The Utes' 40-7 victory Saturday was a slow-motion train-wreck for the beleaguered Cowboys, who committed five turnovers and gave up 20 points off turnovers and a blocked punt.
"Their offense scored, their defense scored and their special teams scored," said Wyoming coach Joe Glenn. "Other than that, it was a great day."
The Cowboys, hoping to avenge last year's 50-0 loss, which included a third-quarter onside kick by the Utes, never gave themselves a chance in the rematch.
Utah's Sean Smith scored on a 25-yard interception return that made it 7-0 less than four minutes into the game, and Louie Sakoda's punting kept the Cowboys pinned against their own goal line throughout the first quarter.
"I am so sick of starting at the 8 and the 10 and the 6 and the minus-20 and the minus-10," Glenn said. ". . . It was a horrible wind day and that's when a guy like Louie Sakoda really helps. And their kickoff guy, they used the wind in the first quarter and really kept us deep in our own territory. Then, in the second quarter . . ."

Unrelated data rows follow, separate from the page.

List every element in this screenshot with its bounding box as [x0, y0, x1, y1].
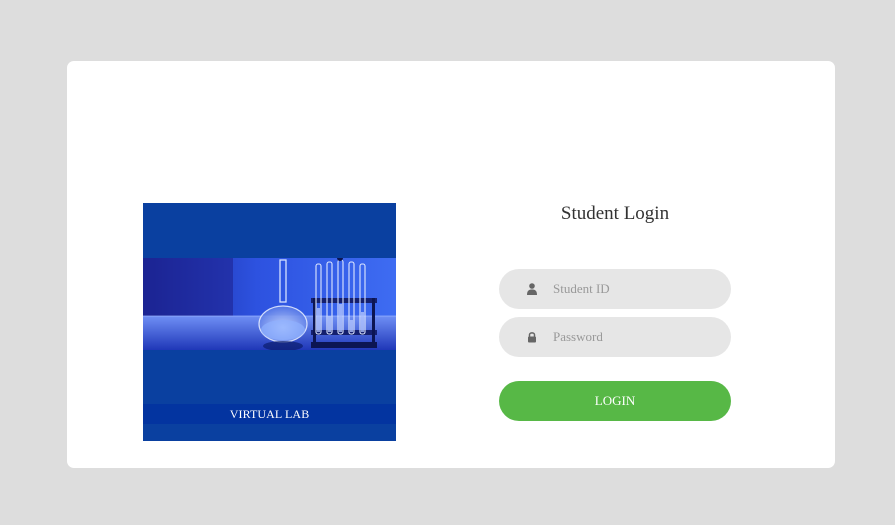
laboratory-glassware-image	[143, 258, 396, 350]
password-input[interactable]	[553, 317, 718, 357]
hero-caption: VIRTUAL LAB	[143, 404, 396, 424]
user-icon	[527, 283, 537, 295]
student-id-input[interactable]	[553, 269, 718, 309]
page-title: Student Login	[560, 203, 670, 224]
login-card: VIRTUAL LAB Student Login LOGIN	[67, 61, 835, 468]
login-button[interactable]: LOGIN	[499, 381, 731, 421]
password-field[interactable]	[499, 317, 731, 357]
hero-panel: VIRTUAL LAB	[143, 203, 396, 441]
student-id-field[interactable]	[499, 269, 731, 309]
lock-icon	[528, 332, 536, 343]
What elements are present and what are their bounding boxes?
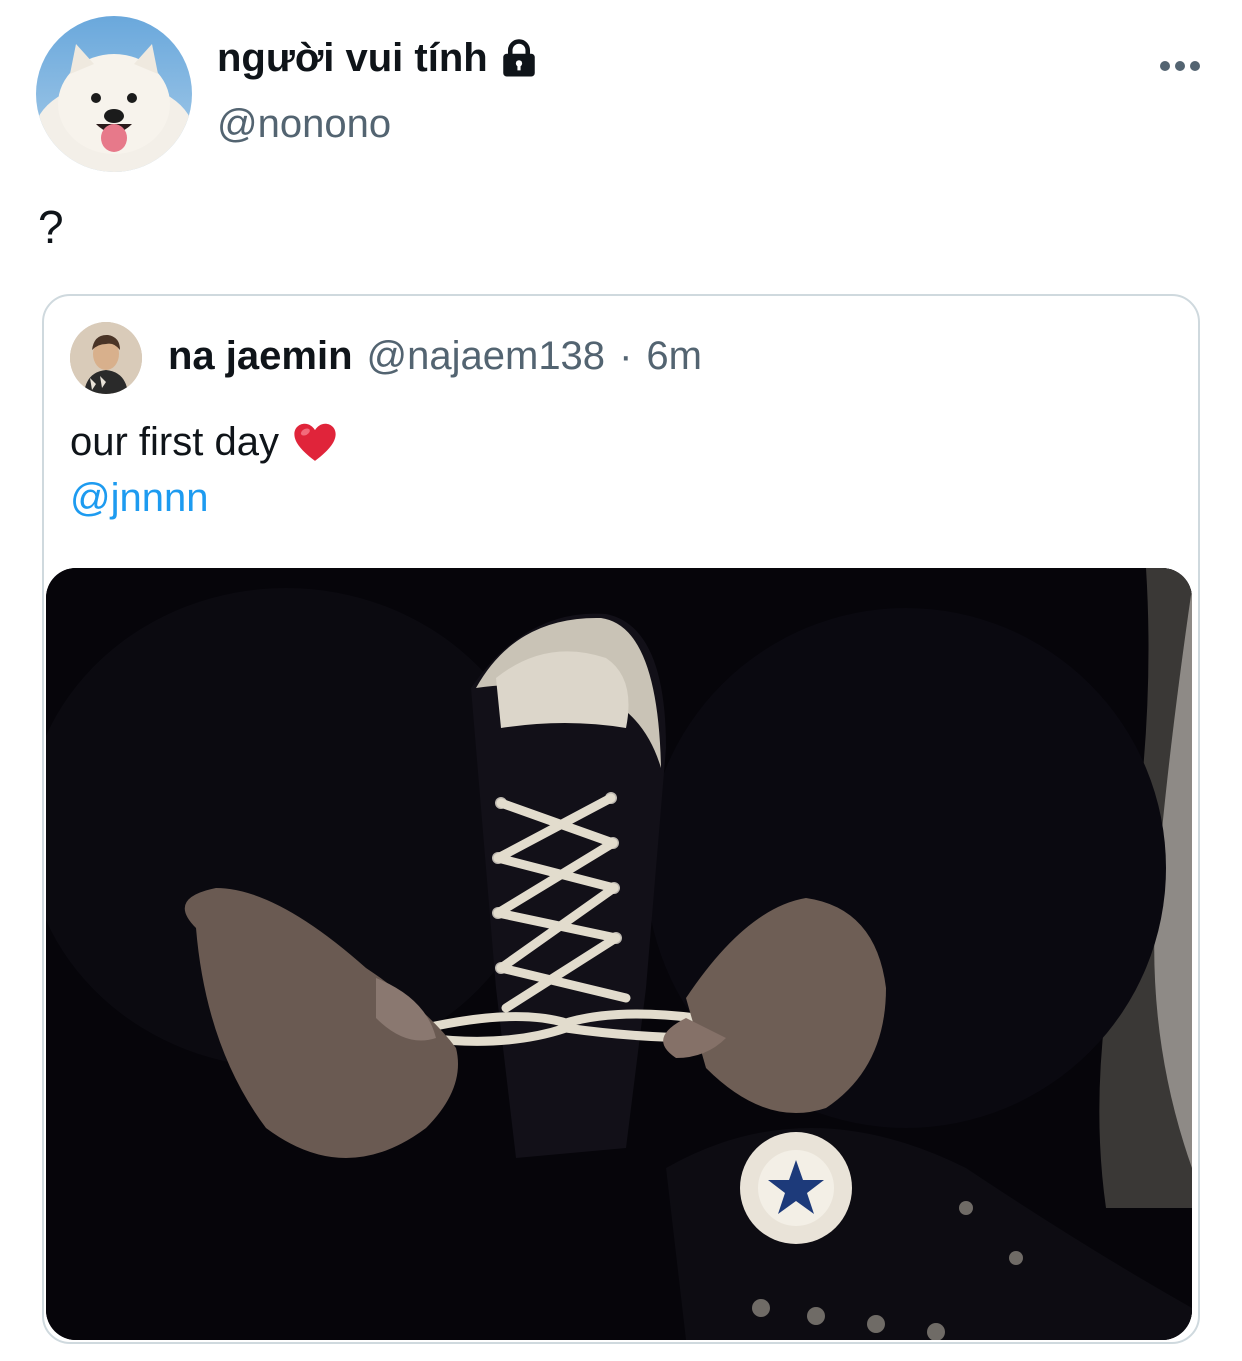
mention-link[interactable]: @jnnnn: [70, 476, 208, 521]
meta-separator: ·: [619, 334, 633, 378]
quoted-text-row: our first day: [70, 420, 337, 465]
person-avatar-image: [70, 322, 142, 394]
tweet-text: ?: [38, 201, 64, 253]
red-heart-icon: [294, 423, 336, 461]
quoted-header: na jaemin @najaem138 · 6m: [168, 334, 702, 379]
quoted-tweet-card[interactable]: na jaemin @najaem138 · 6m our first day …: [42, 294, 1200, 1344]
quoted-media-photo[interactable]: [46, 568, 1192, 1340]
more-options-icon[interactable]: [1152, 50, 1208, 82]
quoted-text: our first day: [70, 420, 279, 464]
dot: [1175, 61, 1185, 71]
quoted-timestamp[interactable]: 6m: [646, 334, 702, 379]
dot: [1190, 61, 1200, 71]
author-name-row[interactable]: người vui tính: [217, 36, 540, 81]
quoted-author-avatar[interactable]: [70, 322, 142, 394]
lock-icon: [502, 38, 535, 76]
author-handle[interactable]: @nonono: [217, 102, 391, 147]
author-display-name: người vui tính: [217, 36, 488, 80]
sneakers-photo-image: [46, 568, 1192, 1340]
quoted-handle[interactable]: @najaem138: [367, 334, 606, 379]
dot: [1160, 61, 1170, 71]
samoyed-avatar-image: [36, 16, 192, 172]
author-avatar[interactable]: [36, 16, 192, 172]
quoted-display-name[interactable]: na jaemin: [168, 334, 353, 379]
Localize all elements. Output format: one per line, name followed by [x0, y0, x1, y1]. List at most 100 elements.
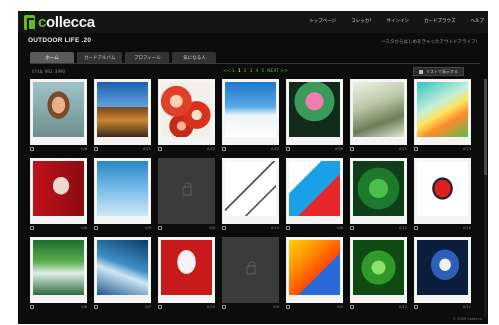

Laughing, Glenn continued: "Then, in the second quarter, we get the wind and the wind quit blowing for about a half-hour. So the football gods aren't happy right now, either."
Utah owned a 13-0 lead in the second quarter when Aiona Key blocked a Cowboy punt and returned the loose ball 6 yards for the game's decisive touchdown.
"Their kid made a great play," Glenn said. "We have not had a punt blocked all year. We've worked hard on it and done a good job on it. The punt was off in 2.4 [seconds], which is good. The guy just made a heckuva good play coming right up the middle."
Wyoming played four quarterbacks in the game, a "carousel" that Glenn calls "crazy."
"We just can't keep turning the ball over," he said. "Karsten [Sween], I thought, was in a place where he could get beyond the turnovers. . . . But you can't beat yourselves. Teams are good enough without us trying to help them out. You play a good team like Utah and help them out, you are going to lose, 40-7."
Sween, a junior who is now 1-2 as a starter against Utah, seemed as baffled as his coach over another mistake-filled performance.
"I'm trying to make plays," he said. ". . . I just tried to play lights-out today and make things happen. I don't know what else to do. I don't have an answer. . . . I told the guys today, 'I'm going to play as hard as I can for you. I'm sorry about the turnovers, but I'm playing as hard as I can.' I can't apologize for that."
Wyoming, which had scored only three points in its first three conference games, snapped a Mountain West scoreless streak that reached an almost unbelievable 203 minutes when Greg Bolling caught an 18-yard touchdown pass with 7:47 left.
It was little consolation for the turnover-plagued Cowboys, who have lost eight of their last nine against Utah.
"It seems like 'Groundhog Day,' the movie," defensive tackle Mitch Unrein said. "The same thing keeps happening over and over."